Another aspect of a law that is this big and this expansive is the unintended consequences.  I do worry that as the Advisory Board cuts Medicare spending, that fees for physicians will go down dramatically.  We already have a situation in which doctors are spending far too little time with patients to give the type of quality of care that is often needed.  When unit fees for medical services go down, physicians react in the very human way of increasing their volume of services.  This is not a defense of doctors receiving large sums of money nor is it an indictment of physician greed.  It is an acknowledgment that doctors are also people who have their own needs and desires.  They are usually caring smart people and we have to be careful not to put impediments in their path.  As incomes for physicians go down, and the satisfaction with the career goes down due to less time spent with each patient, the quality of people choosing medicine as a career may also go down.  This is but one example of a potential unintended consequence.  In a recent Health Affairs article, authors from the University of Pennsylvania discussed three other examples from the ACA of parts of the law that may not turn out as desired.  I discussed that in a piece I posted just before the Supreme Court decision. 

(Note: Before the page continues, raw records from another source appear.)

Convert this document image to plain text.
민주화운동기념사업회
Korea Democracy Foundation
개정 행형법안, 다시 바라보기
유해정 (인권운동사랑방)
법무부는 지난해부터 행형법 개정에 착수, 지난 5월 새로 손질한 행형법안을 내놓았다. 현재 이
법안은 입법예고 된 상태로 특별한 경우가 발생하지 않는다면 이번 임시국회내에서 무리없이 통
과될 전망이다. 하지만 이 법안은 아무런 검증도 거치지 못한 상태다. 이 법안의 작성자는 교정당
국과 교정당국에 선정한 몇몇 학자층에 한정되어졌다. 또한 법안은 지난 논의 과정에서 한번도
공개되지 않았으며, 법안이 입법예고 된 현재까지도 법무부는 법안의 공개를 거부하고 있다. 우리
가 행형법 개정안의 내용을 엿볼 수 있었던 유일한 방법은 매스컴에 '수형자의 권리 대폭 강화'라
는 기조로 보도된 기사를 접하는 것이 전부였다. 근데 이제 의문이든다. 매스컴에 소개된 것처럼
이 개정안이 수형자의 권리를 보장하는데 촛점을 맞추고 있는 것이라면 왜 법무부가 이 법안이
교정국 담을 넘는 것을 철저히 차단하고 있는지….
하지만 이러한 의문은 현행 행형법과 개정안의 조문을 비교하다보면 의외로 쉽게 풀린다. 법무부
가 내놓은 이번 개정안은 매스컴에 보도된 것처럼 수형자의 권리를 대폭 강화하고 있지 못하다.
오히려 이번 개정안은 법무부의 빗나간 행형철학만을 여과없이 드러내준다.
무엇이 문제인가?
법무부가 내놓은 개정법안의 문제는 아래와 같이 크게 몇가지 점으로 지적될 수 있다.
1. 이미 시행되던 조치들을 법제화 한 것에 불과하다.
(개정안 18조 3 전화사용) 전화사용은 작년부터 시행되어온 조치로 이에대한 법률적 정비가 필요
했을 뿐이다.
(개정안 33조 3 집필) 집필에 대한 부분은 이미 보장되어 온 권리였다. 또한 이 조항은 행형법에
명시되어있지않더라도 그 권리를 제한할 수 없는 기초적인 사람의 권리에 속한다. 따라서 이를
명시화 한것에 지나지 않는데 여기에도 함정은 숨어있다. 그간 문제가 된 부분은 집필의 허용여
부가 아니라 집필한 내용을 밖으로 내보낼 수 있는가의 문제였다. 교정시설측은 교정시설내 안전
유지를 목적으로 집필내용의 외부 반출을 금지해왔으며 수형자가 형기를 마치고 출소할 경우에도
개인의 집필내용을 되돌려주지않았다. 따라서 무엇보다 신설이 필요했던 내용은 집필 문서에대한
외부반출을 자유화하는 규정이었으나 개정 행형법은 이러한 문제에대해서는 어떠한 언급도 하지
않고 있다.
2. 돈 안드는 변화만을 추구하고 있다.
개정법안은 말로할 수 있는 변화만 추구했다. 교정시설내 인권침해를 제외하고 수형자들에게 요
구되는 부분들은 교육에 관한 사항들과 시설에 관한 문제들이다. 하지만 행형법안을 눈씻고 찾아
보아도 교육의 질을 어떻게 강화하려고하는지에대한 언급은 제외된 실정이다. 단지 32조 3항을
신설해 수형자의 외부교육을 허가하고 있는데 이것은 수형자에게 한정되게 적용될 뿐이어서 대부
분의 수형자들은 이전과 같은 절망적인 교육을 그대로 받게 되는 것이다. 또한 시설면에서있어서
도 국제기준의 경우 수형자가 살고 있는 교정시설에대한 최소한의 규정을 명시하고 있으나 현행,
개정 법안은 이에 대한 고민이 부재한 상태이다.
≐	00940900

So we have taken a complex system and possibly made it more complex with ACA while also improving some aspects of the health insurance industry.  The fact that we will be covering more people is a strong plus.  The challenge is that we need caring, independent professionals who are not focused on the population but on each of us as individuals to diagnose and treat our ailments and care for us..   I fear that the law as written may be a step backward in that very personal aspect of care.